Now get a bath towel (I use an old one but it makes no difference) and wet it with warm water. Wring it out well. (Don't ask me what this does, but I cleaned many ovens in my day and found it works far better than a dry towel. I think it prevents the ammonia from soaking into the towel so quickly.)
Lay the damp towel on the bottom wire rack in your oven. Wet as many wash rags as you will need to plug up all vent holes in your oven. Dampness in the rags keeps the fumes in the oven and helps keep them out of the kitchen. But be sure to open the kitchen windows for your ventilation.
Now...pour ammonia over this wet towel in your oven. I used anywhere from one to two cups. The amount depends on how dirty the oven is, or how deep the carbon (the black and brown stuff on your oven walls and racks) appears.
Close the oven door and forget it for a few hours. Because the oven is still warm, I found that the vapors from the ammonia worked faster! If you smell ammonia fumes getting strong...perhaps you missed an oven vent somewhere! (some ovens have over 3 vents)
Soon all odors will leave. When odor evaporates, then start operation number three! But...let me tell you the easiest way I have found.
Before you do anything...remove that towel and one oven rack. Put the rack in your kitchen sink and lay the towel on top of it. Turn your water faucet over the towel until the water soaks it well. Then slightly wring the towel out. Wash as usual. It will be as clean as a whistle.
Now, get out some steel wool. I found it better not to use a soap-filled pad. A plain steel wool pad was better. I rinsed the soap out of the soap-filled pads under hot water to remove most of the soap.
If you have any great build-up of carbon on the rack, take the pad and gently rub. It comes off like magic! Repeat the process for all the racks.

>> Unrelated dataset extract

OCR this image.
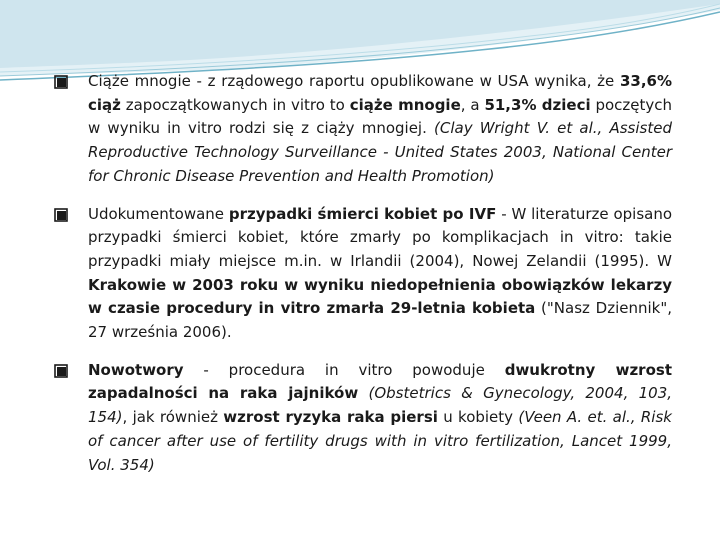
Ciąże mnogie - z rządowego raportu opublikowane w USA wynika, że 33,6% ciąż zapoczątkowanych in vitro to ciąże mnogie, a 51,3% dzieci poczętych w wyniku in vitro rodzi się z ciąży mnogiej. (Clay Wright V. et al., Assisted Reproductive Technology Surveillance - United States 2003, National Center for Chronic Disease Prevention and Health Promotion)

Udokumentowane przypadki śmierci kobiet po IVF - W literaturze opisano przypadki śmierci kobiet, które zmarły po komplikacjach in vitro: takie przypadki miały miejsce m.in. w Irlandii (2004), Nowej Zelandii (1995). W Krakowie w 2003 roku w wyniku niedopełnienia obowiązków lekarzy w czasie procedury in vitro zmarła 29-letnia kobieta ("Nasz Dziennik", 27 września 2006).

Nowotwory - procedura in vitro powoduje dwukrotny wzrost zapadalności na raka jajników (Obstetrics & Gynecology, 2004, 103, 154), jak również wzrost ryzyka raka piersi u kobiety (Veen A. et. al., Risk of cancer after use of fertility drugs with in vitro fertilization, Lancet 1999, Vol. 354)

For those who have very heavily coated racks (carbon again) I did find a better way to clean them. Fill up your wash tub or bath tub some time when it's not in use if you don't have a sink big enough to cover you racks completely with very hot water.
Add about a cup or so of detergent. Plunge the racks under the water and leave overnight. In the morning you will find the "goop" has worked itself off! Most of it is floating on top of the water. The rest can be wiped off with a vegetable brush.
The glass door on my oven came clean as a whistle! No effort at all. I just used a sponge dipped in a little water to which some vinegar had been added. Complete magic! Then I cleaned the inside of the oven with this same vinegar water.
Another way to clean the glass door of your oven is by dipping a washcloth in baking soda. Use this as one would ordinarily use a scouring powder. Wet the cloth and wring it out thoroughly, then dip in the soda. Scrub in rotary motion over the carbon spots. Works like a magic wand!